When designing TUG’s crafting system, we began by looking at its predecessors to try to find what works and what doesn’t work. Most systems tend to have a grid with patterns, and trees leading down branches of craftable recipes. In the early design phases, we used this as a starting point for thinking about TUG’s crafting system.


In this early mock up, we were trying to lay out some of our more difficult design concepts, like having a one-to-one size ratio for items in the backpack and on the crafting space. Through these early iterations, we quickly found the limitations of this grid-based table and inventory system–namely, how much of a disconnect this heavy UI created for the player’s experience. However, using this as a starting point helped us identify the space requirements for future iterations on elements such as tables, crafting stations, and inventory.


We never wanted to have a full UI system for the crafting process. From the beginning, we have always wanted to keep it very natural and intuitive for the player. Early crafting should capture the feel of a scavenger or early explorer gathering items and sorting them in a natural workspace for assembly. So for crafting crude tools, we decided to create something that would seem like a natural workbench. Our first version of the crafting system in-game used a special tree stump and flat rock object that served as crafting stations for players.


These objects served two purposes: a nice flat surface to lay out your resources, and a tactical position for players hoping to strike other unsuspecting players trying to craft. It was an interesting take on the heightened danger of making a choice to craft or to hide, but we found that by adding this extra layer into the steps, we slowed down the pace of the survival game experience.

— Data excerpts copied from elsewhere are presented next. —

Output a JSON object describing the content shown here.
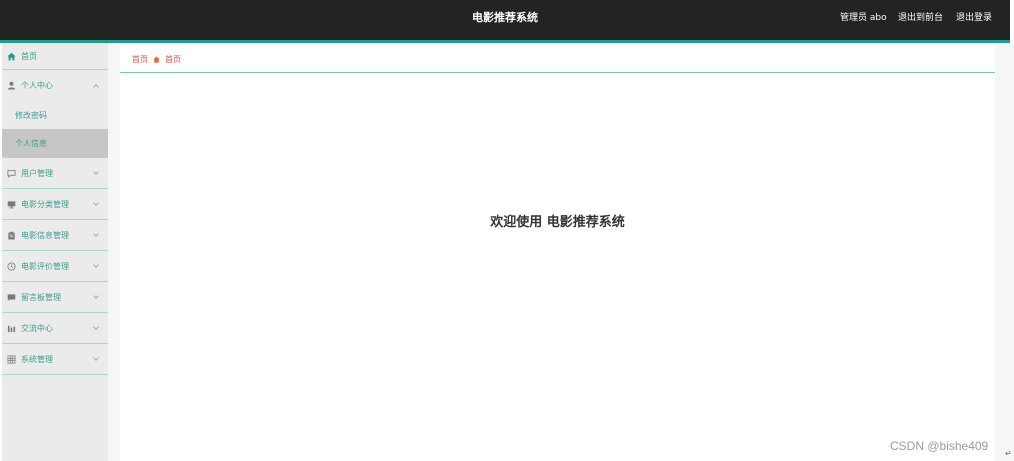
{
  "header": {
    "title": "电影推荐系统",
    "user_label": "管理员 abo",
    "back_to_front": "退出到前台",
    "logout": "退出登录"
  },
  "colors": {
    "header_bg": "#232323",
    "accent": "#1f9e89",
    "sidebar_bg": "#ebebeb",
    "sidebar_active_bg": "#c6c6c6",
    "menu_text": "#3a9d8c",
    "breadcrumb_text": "#d9534f"
  },
  "sidebar": {
    "items": [
      {
        "label": "首页",
        "icon": "home-icon"
      },
      {
        "label": "个人中心",
        "icon": "user-icon",
        "expanded": true,
        "children": [
          {
            "label": "修改密码",
            "active": false
          },
          {
            "label": "个人信息",
            "active": true
          }
        ]
      },
      {
        "label": "用户管理",
        "icon": "chat-icon"
      },
      {
        "label": "电影分类管理",
        "icon": "monitor-icon"
      },
      {
        "label": "电影信息管理",
        "icon": "clipboard-icon"
      },
      {
        "label": "电影评价管理",
        "icon": "clock-icon"
      },
      {
        "label": "留言板管理",
        "icon": "message-icon"
      },
      {
        "label": "交流中心",
        "icon": "bar-chart-icon"
      },
      {
        "label": "系统管理",
        "icon": "grid-icon"
      }
    ]
  },
  "breadcrumb": {
    "items": [
      "首页",
      "首页"
    ],
    "separator_icon": "home-icon"
  },
  "main": {
    "welcome": "欢迎使用 电影推荐系统"
  },
  "watermark": "CSDN @bishe409",
  "corner_icon": "return-icon"
}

At this stage of iteration, we also found some issues with item generation and scavenged resources. Our original idea was to have the scavenged resources be a true one-to-one generation, which meant if you needed a particular stone as part of a crude tool recipe, you would find it lying on the ground. As you can imagine, those resources were quite small, and we encountered a collision issue where some resources never generated at all in the environment due to their size. This led us to instead create parent models for many scavenged resources.

We still needed to make it seem as if the player could scavenge a resource with nothing but their hands, but we wanted the parents for the resources to be a bit larger and easier to spot than the resources they yielded. Thus items like wood sticks come from a tree sapling, while stones come from a small yet more visually readable terrain rock.


We still had the issue of the pacing of the game, so our next iteration was the removal of the crafting stations and a return to the roots of the crafting experience: laying resources anywhere and crafting on the ground. However, in returning to this method of crafting, the bug of smaller resources disappearing during generation reappeared. The issue was that the collision for smaller objects sometimes caused resources to slip under the terrain and become lost–quite a frustrating problem for players in an environment with already scarce resources and full of would-be hunters!  Luckily, thanks to some ingenuity from our coders, we were able to enforce some stricter physics rules and mitigate this issue.

This leads us to our current version of crafting in TUG. Once you gather the right resources, you can lay them out anywhere on the ground and start crafting the tools or weapons you need to survive!  As for the future of the crafting system, we hope to soon tackle our inventory system and bring it inline with the same advances we have made to the crafting system. We want to capture the feeling of spreading out your items on the ground, or at least offer a more intuitive way of sorting through your stuff while still keeping to the logic of one-to-one size relationships.